09 de julho de 2026
Regional

Saúde da Família gera polêmica em Itapuí

Davi Venturino
| Tempo de leitura: 3 min

Itapuí - Um grupo de ex-funcionários do Programa Saúde da Família (PSF) de Itapuí entrou com uma ação coletiva no Ministério Público do Trabalho, em Bauru, solicitando que os responsáveis pelo programa façam o acerto dos salários atrasados.

A iniciativa foi tomada após o fim do convênio entre o Executivo e a Associação de Pais e Amigos dos Excepcionais (Apae), que administrava o programa e dispensou os funcionários.

O Programa Saúde da Família (PSF) foi interrompido por um período depois que a Apae de Itapuí desistiu de administrá-lo.
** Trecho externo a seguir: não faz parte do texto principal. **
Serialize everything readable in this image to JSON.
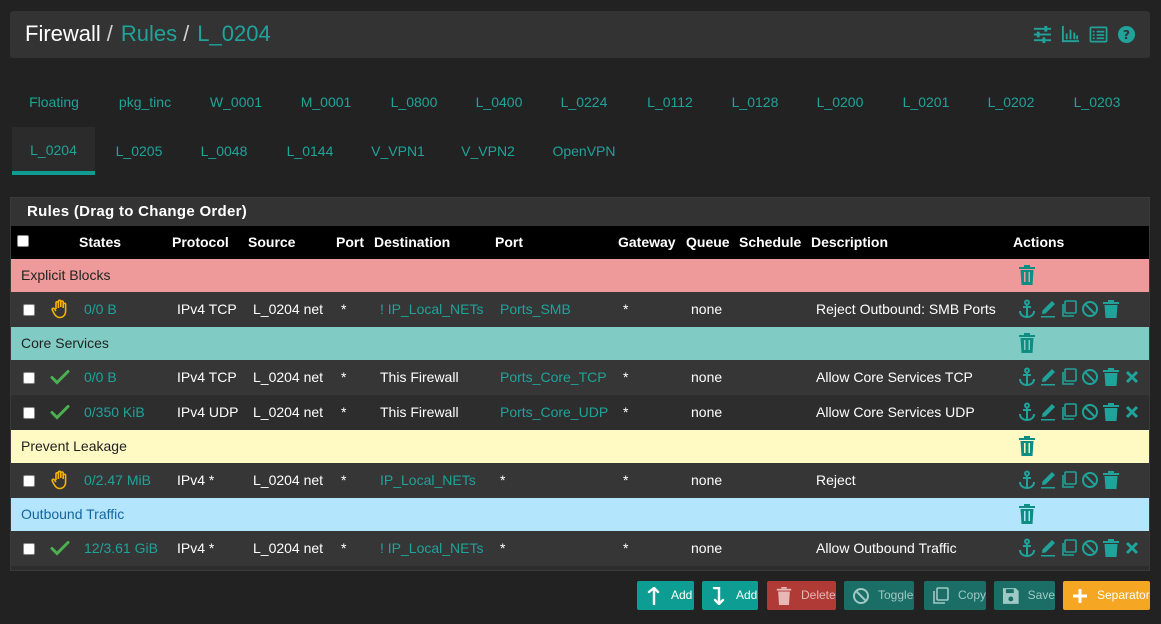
{
  "breadcrumb": {
    "first": "Firewall",
    "second": "Rules",
    "third": "L_0204",
    "separator": "/"
  },
  "header_icons": [
    "sliders-icon",
    "bar-chart-icon",
    "list-icon",
    "help-icon"
  ],
  "tabs_row1": [
    "Floating",
    "pkg_tinc",
    "W_0001",
    "M_0001",
    "L_0800",
    "L_0400",
    "L_0224",
    "L_0112",
    "L_0128",
    "L_0200",
    "L_0201",
    "L_0202",
    "L_0203"
  ],
  "tabs_row2": [
    "L_0204",
    "L_0205",
    "L_0048",
    "L_0144",
    "V_VPN1",
    "V_VPN2",
    "OpenVPN"
  ],
  "active_tab": "L_0204",
  "panel": {
    "title": "Rules (Drag to Change Order)"
  },
  "columns": {
    "states": "States",
    "protocol": "Protocol",
    "source": "Source",
    "port": "Port",
    "destination": "Destination",
    "dport": "Port",
    "gateway": "Gateway",
    "queue": "Queue",
    "schedule": "Schedule",
    "description": "Description",
    "actions": "Actions"
  },
  "separators": {
    "s1": "Explicit Blocks",
    "s2": "Core Services",
    "s3": "Prevent Leakage",
    "s4": "Outbound Traffic"
  },
  "rules": {
    "r1": {
      "action": "reject",
      "states": "0/0 B",
      "protocol": "IPv4 TCP",
      "source": "L_0204 net",
      "port": "*",
      "destination": "! IP_Local_NETs",
      "dport": "Ports_SMB",
      "gateway": "*",
      "queue": "none",
      "schedule": "",
      "description": "Reject Outbound: SMB Ports"
    },
    "r2": {
      "action": "pass",
      "states": "0/0 B",
      "protocol": "IPv4 TCP",
      "source": "L_0204 net",
      "port": "*",
      "destination": "This Firewall",
      "dport": "Ports_Core_TCP",
      "gateway": "*",
      "queue": "none",
      "schedule": "",
      "description": "Allow Core Services TCP"
    },
    "r3": {
      "action": "pass",
      "states": "0/350 KiB",
      "protocol": "IPv4 UDP",
      "source": "L_0204 net",
      "port": "*",
      "destination": "This Firewall",
      "dport": "Ports_Core_UDP",
      "gateway": "*",
      "queue": "none",
      "schedule": "",
      "description": "Allow Core Services UDP"
    },
    "r4": {
      "action": "reject",
      "states": "0/2.47 MiB",
      "protocol": "IPv4 *",
      "source": "L_0204 net",
      "port": "*",
      "destination": "IP_Local_NETs",
      "dport": "*",
      "gateway": "*",
      "queue": "none",
      "schedule": "",
      "description": "Reject"
    },
    "r5": {
      "action": "pass",
      "states": "12/3.61 GiB",
      "protocol": "IPv4 *",
      "source": "L_0204 net",
      "port": "*",
      "destination": "! IP_Local_NETs",
      "dport": "*",
      "gateway": "*",
      "queue": "none",
      "schedule": "",
      "description": "Allow Outbound Traffic"
    }
  },
  "buttons": {
    "add_top": "Add",
    "add_bottom": "Add",
    "delete": "Delete",
    "toggle": "Toggle",
    "copy": "Copy",
    "save": "Save",
    "separator": "Separator"
  },
  "colors": {
    "accent": "#1fa39a",
    "sep_red": "#ef9a9a",
    "sep_teal": "#80cbc4",
    "sep_yellow": "#fff9c4",
    "sep_blue": "#b3e5fc",
    "pass": "#4caf50",
    "reject": "#f5b300",
    "separator_button": "#f5a623"
  }
}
Na ocasião, a entidade chegou a enviar um ofício para o prefeito, no início de abril, avisando que, por “motivos administrativos”, não teria mais condições de manter o programa, pelo qual era responsável deste 2001.

A Prefeitura de Itapuí, por meio do prefeito José Gilberto Saggioro (PPS), assinou, então, um convênio com a Organização Não-Governamental (ONG) Oscip Fênix do Brasil, de São Paulo, que passou a dirigir o Programa Saúde da Família.

Segundo Saggioro, a medida foi tomada para que o município pudesse retomar o programa o mais rápido possível, sem prejuízos no atendimento à população.

Cerca de 26 funcionários que atuavam no programa, quando ele era administrado pela Apae, aguardam até hoje o acerto de salário e a rescisão de contrato.

“Nós cumprimos o aviso do dia primeiro de junho até o da 30. A rescisão deveria ter sido feita no dia 3 (de julho), já que dia 30 caiu na sexta-feira. Hoje (ontem) já é dia 25 de julho, passou praticamente um mês, e ainda não foi feito (o pagamento)”, comenta a ex-agente de saúde Daniele Siamengi, que esteve ontem no Ministério do Trabalho, em Bauru.

Segundo ela, os profissionais estão preocupados porque nem todos conseguiram passar no concurso público que selecionou um novo grupo de pessoas para atuar no programa, agora administrado pela Oscip.

“O pessoal está preocupado porque tem o seguro desemprego e tem este processo seletivo onde bastante gente não passou”, lamenta.

A enfermeira Ana Paula de Lima Barbosa também fazia parte da extinta equipe do PSF e critica a demora no acerto de contas. “Já cumprimos aviso (prévio) e a prefeitura ainda não acertou o nosso pagamento. A gente quer o acerto. Nós fomos demitidas e não recebemos nada”, diz a enfermeira que também esteve em Bauru ontem.

Segundo o prefeito, o Executivo não repassou os cerca de R$ 72 mil restantes que devia à entidade porque a Apae ainda não teria comprovado, na prestação de contas feitas em março, onde teriam sido gastos cerca de R$ 32 mil.

“Ela fez esta prestação de contas no mês de março (referente ao ano de 2005) e do montante que nós repassamos no ano passado resta à Apae comprovar o gasto de R$ 32 mil”, comenta.

De acordo com Saggioro, o Executivo não poderia repassar mais verbas para a Apae enquanto a entidade não explicar o destino do dinheiro. “Estamos aguardando esta prestação de contas para que a gente faça esse repasse integral”, diz, ressaltando que caso fizesse o repasse poderia estar infringindo a Lei de Responsabilidade Fiscal.

“O dinheiro que a gente repassa é para pagamento de funcionários, via médico da família, e encargos trabalhistas. São somente para esses fins e não pode ser aplicado em mais nada além disso. Isso é que está impedindo de nós fazermos o repasse, por conta da responsabilidade fiscal”, conclui.

O vereador Valdir Maia (PDT), um dos administradores da Apae, reconhece que há uma diferença na prestação de contas, mas ressalta que esta diferença não tem relação com desvio de dinheiro. Segundo ele, a prefeitura deve liberar ainda hoje cerca de R$ 38 mil, repassados pelo governo Federal, para que a entidade possa iniciar o processo de homologação trabalhista dos ex-agentes de saúde dispensados.

A informação foi confirmada pelo prefeito que, apesar disso, espera que a Apae justifique a diferença. “Nós podemos liberar para eles ainda esta semana. Mas o correto é que primeiro eles prestem contas no que usaram o que nós já enviamos ou nos devolve o dinheiro para a gente fazer uma nova remessa”, conclui.